A toroid of a circular cross section whose center is at the origin and the axis the same as the z-axis has 1000 turns with po=10cm, a=1cm. If the toroid carries a 100mA current, find |H| at (6cm, 9cm, 0).



2. Homework Equations

How do I calculate |H| at certain points?



3. The Attempt at a Solution

Knowing that H = NI / 2*pi*po, and po - a < p < po + a, I have found p to be between 9cm and 11 cm.

I assumed H = H1 + H2.

If H1 = ((1000)(0.1) / 2 * pi * 0.9) * (0.06x + 0.09y) = 10.61x + 15.92y
Similarly, H2 is the same except p = 0.11 m. Therefore H2=8.68x + 13.02y.

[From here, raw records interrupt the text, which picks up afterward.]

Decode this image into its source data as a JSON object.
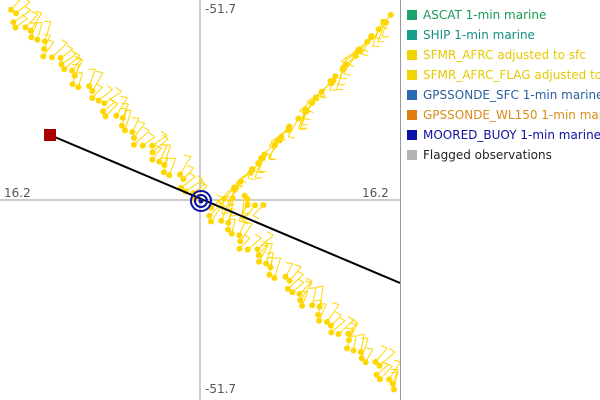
{
  "axes": {
    "top_label": "-51.7",
    "bottom_label": "-51.7",
    "left_label": "16.2",
    "right_label": "16.2"
  },
  "legend": {
    "items": [
      {
        "label": "ASCAT 1-min marine",
        "color": "#1aa36a",
        "text_color": "#1a9a5a"
      },
      {
        "label": "SHIP 1-min marine",
        "color": "#17a08a",
        "text_color": "#139080"
      },
      {
        "label": "SFMR_AFRC adjusted to sfc",
        "color": "#f2d500",
        "text_color": "#e6c800"
      },
      {
        "label": "SFMR_AFRC_FLAG adjusted to",
        "color": "#f2d500",
        "text_color": "#e6c800"
      },
      {
        "label": "GPSSONDE_SFC 1-min marine",
        "color": "#2b6cb0",
        "text_color": "#2b5fa0"
      },
      {
        "label": "GPSSONDE_WL150 1-min mar",
        "color": "#e07d10",
        "text_color": "#d98c1a"
      },
      {
        "label": "MOORED_BUOY 1-min marine",
        "color": "#0a10a8",
        "text_color": "#1010a0"
      },
      {
        "label": "Flagged observations",
        "color": "#b3b3b3",
        "text_color": "#222222"
      }
    ]
  },
  "colors": {
    "observation": "#ffd700",
    "track": "#000000",
    "track_start": "#aa0000",
    "center": "#0a10a8"
  }
}
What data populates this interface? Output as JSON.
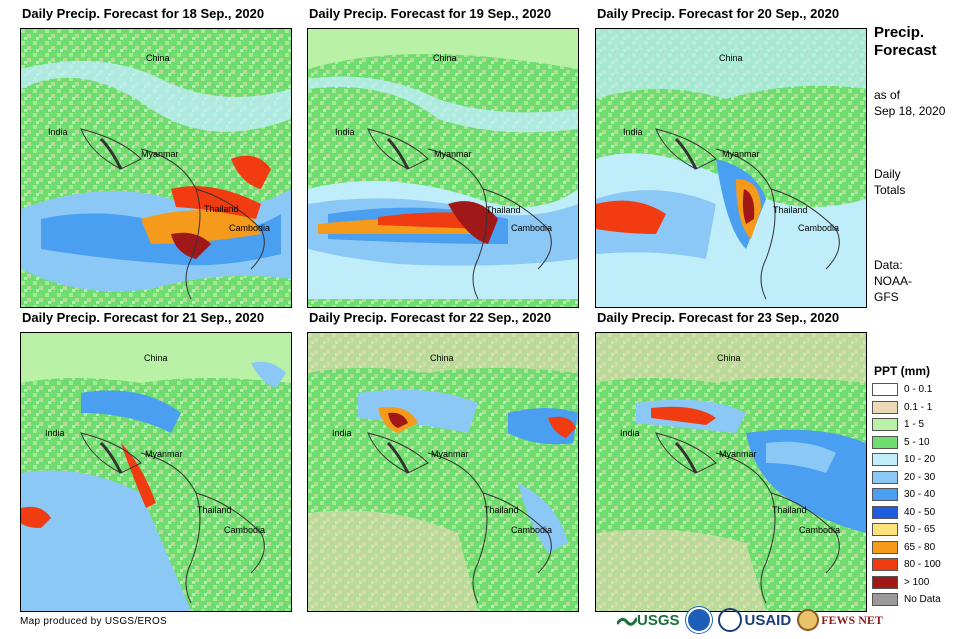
{
  "panels": [
    {
      "title": "Daily Precip. Forecast for 18 Sep., 2020",
      "labels": {
        "china": "China",
        "india": "India",
        "myanmar": "Myanmar",
        "thailand": "Thailand",
        "cambodia": "Cambodia"
      }
    },
    {
      "title": "Daily Precip. Forecast for 19 Sep., 2020",
      "labels": {
        "china": "China",
        "india": "India",
        "myanmar": "Myanmar",
        "thailand": "Thailand",
        "cambodia": "Cambodia"
      }
    },
    {
      "title": "Daily Precip. Forecast for 20 Sep., 2020",
      "labels": {
        "china": "China",
        "india": "India",
        "myanmar": "Myanmar",
        "thailand": "Thailand",
        "cambodia": "Cambodia"
      }
    },
    {
      "title": "Daily Precip. Forecast for 21 Sep., 2020",
      "labels": {
        "china": "China",
        "india": "India",
        "myanmar": "Myanmar",
        "thailand": "Thailand",
        "cambodia": "Cambodia"
      }
    },
    {
      "title": "Daily Precip. Forecast for 22 Sep., 2020",
      "labels": {
        "china": "China",
        "india": "India",
        "myanmar": "Myanmar",
        "thailand": "Thailand",
        "cambodia": "Cambodia"
      }
    },
    {
      "title": "Daily Precip. Forecast for 23 Sep., 2020",
      "labels": {
        "china": "China",
        "india": "India",
        "myanmar": "Myanmar",
        "thailand": "Thailand",
        "cambodia": "Cambodia"
      }
    }
  ],
  "sidebar": {
    "title_line1": "Precip.",
    "title_line2": "Forecast",
    "asof_line1": "as of",
    "asof_line2": "Sep 18, 2020",
    "totals_line1": "Daily",
    "totals_line2": "Totals",
    "data_line1": "Data:",
    "data_line2": "NOAA-",
    "data_line3": "GFS"
  },
  "legend": {
    "title": "PPT (mm)",
    "items": [
      {
        "label": "0 - 0.1",
        "color": "#ffffff"
      },
      {
        "label": "0.1 - 1",
        "color": "#ecd9b8"
      },
      {
        "label": "1 - 5",
        "color": "#b9f2a6"
      },
      {
        "label": "5 - 10",
        "color": "#6fdc6f"
      },
      {
        "label": "10 - 20",
        "color": "#bfeefa"
      },
      {
        "label": "20 - 30",
        "color": "#8cc8f5"
      },
      {
        "label": "30 - 40",
        "color": "#4a9ff0"
      },
      {
        "label": "40 - 50",
        "color": "#1f5de0"
      },
      {
        "label": "50 - 65",
        "color": "#fce27a"
      },
      {
        "label": "65 - 80",
        "color": "#f59a1a"
      },
      {
        "label": "80 - 100",
        "color": "#f03c10"
      },
      {
        "label": "> 100",
        "color": "#a01818"
      },
      {
        "label": "No Data",
        "color": "#9a9a9a"
      }
    ]
  },
  "credit": "Map produced by USGS/EROS",
  "logos": {
    "usgs": "USGS",
    "usaid": "USAID",
    "fewsnet": "FEWS NET"
  }
}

After adding the two, and then finding the magnitude I get 34.8 A/m, but the answer is 147.1 A/m.

 

[kuruman]

I don't know what H1 and H2 are and you don't explain. Look, you have a formula that gives H as a function of the radius. Everywhere at that radius the field is the same. So, at what radius is point (6 cm, 9 cm, 0)?

 

[Natalie89]

H1 and H2 are H, except one is calculated at 9cm and one is calculated at 11cm. H, I'm assuming, is the sum.

 

[kuruman]

No it is not the sum. At a given radius r

$$H=\mu_{0}\frac{N I}{2\pi r}$$

The above expression says "You give me the radius, I will give you H."

So, at what radius is point (6 cm, 9 cm, 0)?

 

[Natalie89]

Ok thank you! That helps a lot. Even if I do find 'r', what do I do with the a and p values?

 

[kuruman]

What do the a and p values represent?